Le pirate retrouvait enfin une vitesse positive lorsque la transmission se termina. Le courrier s’était considérablement éloigné sur sa lancée et le porte-aéronef l’intercepterait d’ici quelques minutes grâce à ses grappins magnétiques.

Seuls les chasseurs représentaient encore un danger, mais ils ne semblaient pas pressés de venir à portée de ces armes. Alvarez commençait à se détendre lorsque les missiles furent lancés à sa poursuite.

Epilogue

Le capitaine Elwood quitta, bonne dernière, son vaisseau, comme le voulait la tradition. Le Chipiron avait été déposé sur un arceau dans l’immense cale du Sisko.
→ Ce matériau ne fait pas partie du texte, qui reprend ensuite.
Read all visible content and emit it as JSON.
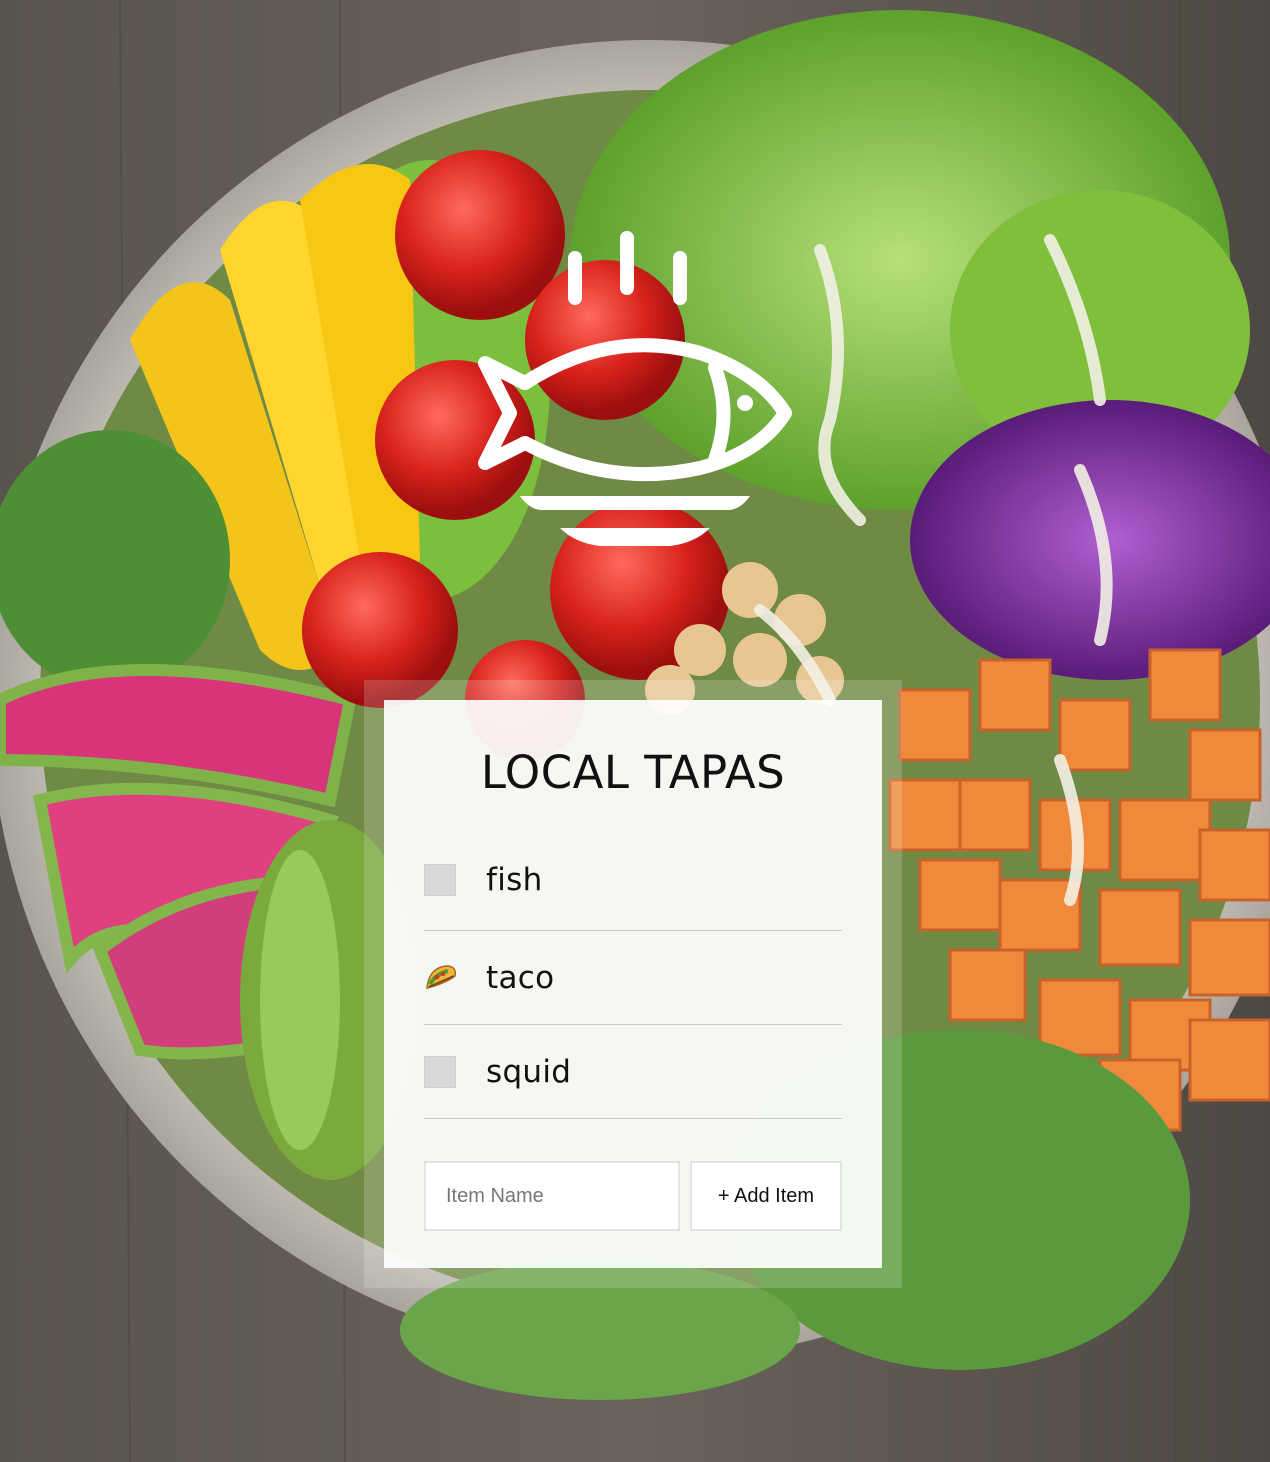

Il y resterait jusqu’à un retour à une base spatiale qui pourrait prendre en charge ses réparations. Elle fut guidée vers le bureau de l’amiral où elle fut accueillie par une poignée de main et du café chaud.

— Au nom de mon équipage, je tiens à vous remercier, monsieur. Sans vous…

— Détruire un pirate est toujours un plaisir, capitaine, ne vous en faites pas.

Elle s’installa lourdement dans un fauteuil en repoussant une mèche de cheveux auburn. Elle constata avec fierté que, malgré le stress et la fatigue, sa main ne tremblait pas.

— Y a -t-il eut des survivants ?

— Non. S’ils avaient été un peu moins gourmands, ils auraient sans doute échappé à nos missiles. Ils n’avaient pas regagné assez de vélocité, mais cela s’est joué de peu. Seuls deux projectiles ont atteint leur cible.

— Je vois. Je doute qu’il y ait grand monde pour les pleurer.

— Probablement. Ce qu’ils voulaient devait valoir particulièrement cher.

— Vous n’imaginez même pas, amiral. Nous transportons le menu et les recettes pour la cérémonie d’anniversaire de la reine mère. Vous connaissez le secret qui entoure ces préparatifs. Avec de telles informations, ils auraient pu faire chanter la couronne ou, plus simplement, les vendre à un journaliste peu scrupuleux. Dans tous les cas, ça vaut des millions.

— Je vois, conclut l’amiral en secouant la tête. Je suppose que c’est ce que l’on appelle avoir les yeux plus gros que le ventre.